Name | Description |
---|---|
x/y | A directed edge from vertex x to vertex y |
E | Indicates that all of the edges from a vertex have been encoded. This is necessary to enable the hash to distinguish: a → b → c; (“Va/Vb/VcEE”) and a → b; a → c; (“Va/VbE/VcEE”) |
Rn | A “back reference” to the nth preceding vertex record in the encoding. n is calculated by counting backwards through the list of previously visited vertices. In an identity-relationship, n is zero (a → a; ) so it would be always encoded as “Va/R0E”; a loop between two adjacent vertices (a → b → a; ) becomes “Va/Vb/R1EE” |
Vx | Entry for vertex x |
A Simple Example
Looking at the graph below:
If vertex “a” is visited first, we generate its hash and memoize it; likewise for vertex “b”. When generating the hash for “c”, we can reuse the cached results for the two connected vertices. Conversely, if we were to visit the vertices in the opposite order (traversing the paths from “c” first), we would have already cached the results for both “a” and “b” when they are themselves visited.
Vertex | Encoding | Cached? |
---|---|---|
a | VaE | Yes |
b | VbE | Yes |
c | Vc/VaE/VbEE | Yes |
A Looping Example
Here we have a cycle between vertices “a” and “b”. In order to be able to record the looping edge we need to encode a “back-reference” to a previously visited vertex. This is done the index of that vertex relative to the current position: R0 encodes an edge that points to itself, R1 references to the preceeding vertex in the encoding, and so on. This means that we can memoize the results for vertices have edges to members of a loop but that aren’t included within the loop.

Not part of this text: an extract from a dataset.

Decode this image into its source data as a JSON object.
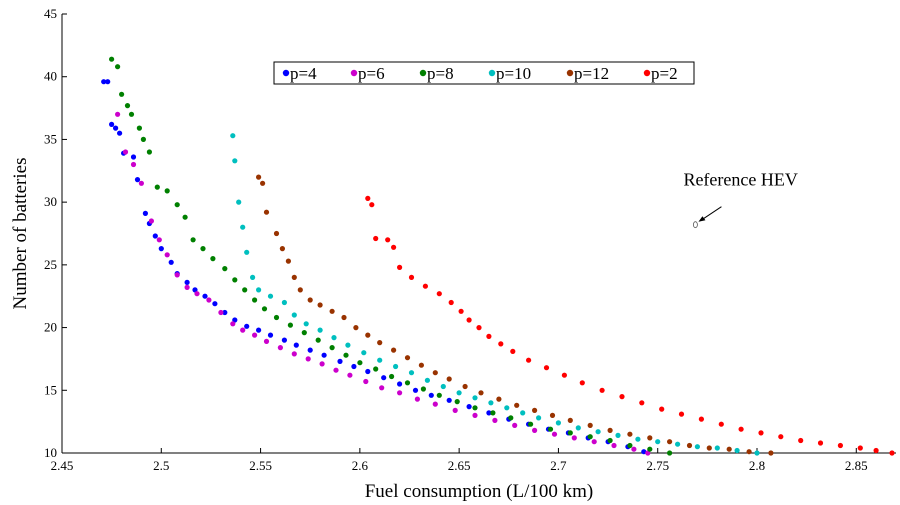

Vertex | Encoding | Cached? |
---|---|---|
a | Va/Vb/R1EE | No |
b | Vb/Va/R1EE | No |
c | Vc/Va/Vb/R1EEE | Yes |
A Self-Loop
Here a vertex contains an edge back to the same vertex. We can treat this case specially and cache the result because the loop has just a single possible entry-point.
Vertex | Encoding | Cached? |
---|---|---|
a | Va/Vb/R0E | Yes |
b | Vb/R0E | Yes |
Hybrid Example
This time we combine both examples: from vertex “a” we can reach a cluster of looping nodes ( “b” → “c” → “b” ) as well as an acyclic group ( “a” → “d” and so on).
Vertex | Encoding | Cached? |
---|---|---|
a | Va/Vb/Vc/R1EE/Vd/VeE/VfEEE | Yes |
b | Vb/Vc/R1EE | No |
c | Vc/Vb/R1EE | No |
d | Vd/VeE/VfEE | Yes |
e | VeE | Yes |
f | VfE | Yes |